CHI is observed when a strain with heterozygous mutations in 2 different loci (Fig 2C) shows a phenotype relative to the single mutants that is consistent with a genetic interaction (Fig 1C). We used a CHI to identify genetic interactions among a set of 6 TFs that are required for biofilm formation (Fig 2D); because deletion of any of the TFs essentially abolished biofilm formation, double homozygous mutants would not provide useful information [20, 21]. From this set of data, we identified a new function for TEC1. During the adherence step of biofilm formation [10], tec1ΔΔ has no phenotype, but tec1Δ negatively interacts with all 5 biofilm TF heterozygous deletion mutants. Thus, TEC1 plays an important co-regulatory function during adherence that would not be evident from single gene analysis. At the mature biofilm stage, interestingly, TEC1 interacts with only 3 of the other TFs [21], indicating that the functional relationships between this network of TFs are dynamic and dependent on the stage of biofilm formation. CHI, therefore, can be a useful complement to the study of homozygous deletions, particularly when homozygous deletions are either lethal or completely abolish the phenotype of interest.

Fig 1

Principles of genetic interaction.

(A) Definitions of genetic interactions based on the multiplicative model. AΔ and BΔ represent generic mutants. (B) Negative genetic interactions of multiple genes (indicated by solid line) with a shared (often essential) gene frequently indicates a hub model. A set of genes with multiple positive interactions (indicated by dashed line) frequently indicates regulatory pathway interactions. (C) The CRIME method to generate multiple homozygous deletion mutants in Candida albicans [6]. Transformation reactions include CaCAS9, a deletion construct with flanking homologous sequence to deletion site; gRNA for the gene deletion target; and a gRNA for the marker to allow for marker excision and recycling. CRIME, CRISPR-Cas9-induced marker excision; gRNA, guideRNA.

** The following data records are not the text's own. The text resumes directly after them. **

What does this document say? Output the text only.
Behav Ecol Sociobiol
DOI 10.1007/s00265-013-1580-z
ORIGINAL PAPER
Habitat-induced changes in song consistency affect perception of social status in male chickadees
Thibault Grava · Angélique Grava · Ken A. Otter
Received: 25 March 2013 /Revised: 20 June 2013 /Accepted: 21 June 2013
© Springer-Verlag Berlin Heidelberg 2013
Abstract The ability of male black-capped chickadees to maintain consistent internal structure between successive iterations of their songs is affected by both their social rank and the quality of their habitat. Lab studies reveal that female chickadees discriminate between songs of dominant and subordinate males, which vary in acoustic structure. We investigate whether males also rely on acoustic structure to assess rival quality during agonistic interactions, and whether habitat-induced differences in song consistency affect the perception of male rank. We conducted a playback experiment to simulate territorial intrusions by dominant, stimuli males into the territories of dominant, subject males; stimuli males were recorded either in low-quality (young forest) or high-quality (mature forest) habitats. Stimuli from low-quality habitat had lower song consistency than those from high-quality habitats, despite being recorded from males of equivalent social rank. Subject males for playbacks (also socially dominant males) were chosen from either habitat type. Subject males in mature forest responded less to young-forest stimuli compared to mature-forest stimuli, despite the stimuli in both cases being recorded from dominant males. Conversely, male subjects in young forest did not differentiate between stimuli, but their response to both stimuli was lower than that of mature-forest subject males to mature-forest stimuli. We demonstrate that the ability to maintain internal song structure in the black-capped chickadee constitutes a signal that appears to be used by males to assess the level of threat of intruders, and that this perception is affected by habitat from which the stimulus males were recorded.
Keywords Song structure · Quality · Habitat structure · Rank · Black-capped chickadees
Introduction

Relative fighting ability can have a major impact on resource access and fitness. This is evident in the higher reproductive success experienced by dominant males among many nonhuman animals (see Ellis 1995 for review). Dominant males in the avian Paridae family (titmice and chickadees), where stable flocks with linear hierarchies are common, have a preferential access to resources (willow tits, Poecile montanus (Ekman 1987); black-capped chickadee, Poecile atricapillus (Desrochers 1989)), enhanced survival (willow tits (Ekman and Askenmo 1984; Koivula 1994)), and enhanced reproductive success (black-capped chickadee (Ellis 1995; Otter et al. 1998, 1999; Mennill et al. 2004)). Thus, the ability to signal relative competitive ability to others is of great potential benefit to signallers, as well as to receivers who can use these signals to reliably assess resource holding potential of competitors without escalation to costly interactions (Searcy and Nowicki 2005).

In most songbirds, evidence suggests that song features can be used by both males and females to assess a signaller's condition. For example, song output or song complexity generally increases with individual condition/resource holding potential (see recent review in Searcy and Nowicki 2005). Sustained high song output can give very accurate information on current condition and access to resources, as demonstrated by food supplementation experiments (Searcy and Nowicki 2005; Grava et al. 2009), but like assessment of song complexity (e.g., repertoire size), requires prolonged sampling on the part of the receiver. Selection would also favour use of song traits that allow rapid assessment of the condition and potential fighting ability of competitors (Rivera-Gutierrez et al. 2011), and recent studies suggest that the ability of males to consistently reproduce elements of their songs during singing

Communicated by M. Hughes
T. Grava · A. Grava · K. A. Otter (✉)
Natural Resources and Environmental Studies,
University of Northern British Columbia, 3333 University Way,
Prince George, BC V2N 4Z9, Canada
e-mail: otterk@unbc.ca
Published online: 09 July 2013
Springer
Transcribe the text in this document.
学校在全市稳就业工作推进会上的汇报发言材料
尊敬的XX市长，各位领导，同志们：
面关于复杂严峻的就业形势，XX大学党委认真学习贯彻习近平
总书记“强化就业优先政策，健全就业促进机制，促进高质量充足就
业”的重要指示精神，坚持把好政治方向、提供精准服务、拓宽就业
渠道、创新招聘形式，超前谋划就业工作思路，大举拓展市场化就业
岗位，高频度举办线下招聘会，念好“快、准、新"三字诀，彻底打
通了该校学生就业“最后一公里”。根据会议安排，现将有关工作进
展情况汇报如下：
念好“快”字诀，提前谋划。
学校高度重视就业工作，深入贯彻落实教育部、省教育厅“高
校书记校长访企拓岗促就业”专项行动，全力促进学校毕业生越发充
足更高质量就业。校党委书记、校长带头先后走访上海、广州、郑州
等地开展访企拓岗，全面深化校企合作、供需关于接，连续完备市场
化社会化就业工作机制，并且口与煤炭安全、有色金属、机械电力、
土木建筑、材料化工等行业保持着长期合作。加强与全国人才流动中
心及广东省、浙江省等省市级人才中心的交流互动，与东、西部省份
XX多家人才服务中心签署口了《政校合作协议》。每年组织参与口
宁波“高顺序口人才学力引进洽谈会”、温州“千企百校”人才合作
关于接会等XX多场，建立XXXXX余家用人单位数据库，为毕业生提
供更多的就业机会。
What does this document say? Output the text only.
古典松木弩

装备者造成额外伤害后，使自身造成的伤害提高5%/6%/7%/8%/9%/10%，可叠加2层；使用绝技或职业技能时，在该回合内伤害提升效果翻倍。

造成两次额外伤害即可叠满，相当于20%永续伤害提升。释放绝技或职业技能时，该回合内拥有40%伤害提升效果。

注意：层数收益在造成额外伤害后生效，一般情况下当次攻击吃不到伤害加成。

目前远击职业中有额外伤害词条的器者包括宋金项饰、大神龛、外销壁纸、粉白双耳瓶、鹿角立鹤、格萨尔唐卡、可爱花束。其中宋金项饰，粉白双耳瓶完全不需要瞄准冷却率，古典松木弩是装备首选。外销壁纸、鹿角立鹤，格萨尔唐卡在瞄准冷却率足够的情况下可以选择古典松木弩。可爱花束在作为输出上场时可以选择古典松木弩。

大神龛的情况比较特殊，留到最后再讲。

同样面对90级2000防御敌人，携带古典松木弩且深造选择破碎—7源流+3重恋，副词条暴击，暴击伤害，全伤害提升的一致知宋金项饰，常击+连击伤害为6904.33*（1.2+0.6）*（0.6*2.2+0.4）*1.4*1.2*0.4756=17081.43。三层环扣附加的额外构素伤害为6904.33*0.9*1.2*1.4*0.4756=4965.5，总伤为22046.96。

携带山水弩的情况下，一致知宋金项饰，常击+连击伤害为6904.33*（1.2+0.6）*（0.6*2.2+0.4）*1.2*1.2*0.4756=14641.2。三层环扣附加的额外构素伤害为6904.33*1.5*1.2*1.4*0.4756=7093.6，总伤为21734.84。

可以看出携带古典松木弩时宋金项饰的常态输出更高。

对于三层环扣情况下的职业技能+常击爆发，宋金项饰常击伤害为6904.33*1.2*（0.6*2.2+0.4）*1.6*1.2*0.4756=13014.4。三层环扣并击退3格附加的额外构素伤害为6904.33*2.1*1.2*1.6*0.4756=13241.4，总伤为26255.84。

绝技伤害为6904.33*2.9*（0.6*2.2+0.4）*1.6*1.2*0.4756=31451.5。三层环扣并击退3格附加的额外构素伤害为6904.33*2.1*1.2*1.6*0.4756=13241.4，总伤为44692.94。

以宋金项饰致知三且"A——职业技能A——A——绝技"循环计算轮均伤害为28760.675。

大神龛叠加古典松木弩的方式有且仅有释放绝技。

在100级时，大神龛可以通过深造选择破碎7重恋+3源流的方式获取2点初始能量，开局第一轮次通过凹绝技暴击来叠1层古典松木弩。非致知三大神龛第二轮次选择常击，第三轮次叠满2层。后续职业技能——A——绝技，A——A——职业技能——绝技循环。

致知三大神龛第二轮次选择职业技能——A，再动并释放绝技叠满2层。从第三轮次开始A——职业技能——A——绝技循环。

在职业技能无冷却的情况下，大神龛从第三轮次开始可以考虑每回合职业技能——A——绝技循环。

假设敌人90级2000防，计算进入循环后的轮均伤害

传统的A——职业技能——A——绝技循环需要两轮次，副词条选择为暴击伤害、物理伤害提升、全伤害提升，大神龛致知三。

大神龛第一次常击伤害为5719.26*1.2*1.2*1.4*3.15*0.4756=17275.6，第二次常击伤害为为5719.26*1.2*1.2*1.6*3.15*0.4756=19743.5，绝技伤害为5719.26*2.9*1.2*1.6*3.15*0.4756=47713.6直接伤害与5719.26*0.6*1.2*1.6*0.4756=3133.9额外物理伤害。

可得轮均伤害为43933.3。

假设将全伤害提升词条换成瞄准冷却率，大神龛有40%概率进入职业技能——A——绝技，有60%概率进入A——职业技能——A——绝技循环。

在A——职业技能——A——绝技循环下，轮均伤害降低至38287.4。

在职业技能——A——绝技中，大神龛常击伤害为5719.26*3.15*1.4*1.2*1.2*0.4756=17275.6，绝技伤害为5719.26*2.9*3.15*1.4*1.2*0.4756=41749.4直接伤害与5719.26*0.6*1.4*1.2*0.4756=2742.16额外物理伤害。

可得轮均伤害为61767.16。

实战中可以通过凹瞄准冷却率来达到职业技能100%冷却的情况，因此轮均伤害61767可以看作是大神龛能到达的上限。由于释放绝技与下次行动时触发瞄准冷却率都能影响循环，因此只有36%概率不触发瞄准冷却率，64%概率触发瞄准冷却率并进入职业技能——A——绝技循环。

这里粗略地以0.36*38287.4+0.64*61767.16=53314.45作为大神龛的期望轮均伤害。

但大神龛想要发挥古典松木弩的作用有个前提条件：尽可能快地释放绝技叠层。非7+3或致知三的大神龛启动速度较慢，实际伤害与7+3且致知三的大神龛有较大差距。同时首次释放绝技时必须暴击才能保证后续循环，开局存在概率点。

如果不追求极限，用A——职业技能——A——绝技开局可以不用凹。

Beyond single gene analysis in C. albicans

The genetic analysis of C. albicans has identified many genes that contribute to important virulence-related phenotypes, such as hyphal morphogenesis and biofilm formation. For example, at least 20 TFs have a reduced ability to form hyphae in C. albicans [1]. At this point, however, we know very little about how those TFs work together to regulate. Genetic interaction analysis as described earlier will allow those relationships to be defined functionally. Our initial studies in this area indicate that specific TFs work with others and that these relationships are dynamic [10]. As demonstrated by our CHI experiments [10, 21] and the double mutant array approach of Shapiro and colleagues [9], modestly sized, focused arrays of strains containing systematic deletions of pairs of genes with previously characterized functions can provide new insights into genetic network function without recourse to large scale sets of mutant arrays. Thus, genetic interaction analysis does not need to be genome wide to be informative. Now, thanks to the tools and approaches summarized previously, C. albicans genetic interaction analysis can be brought into the mainstream. It is our hope that other pathogenic fungi will follow.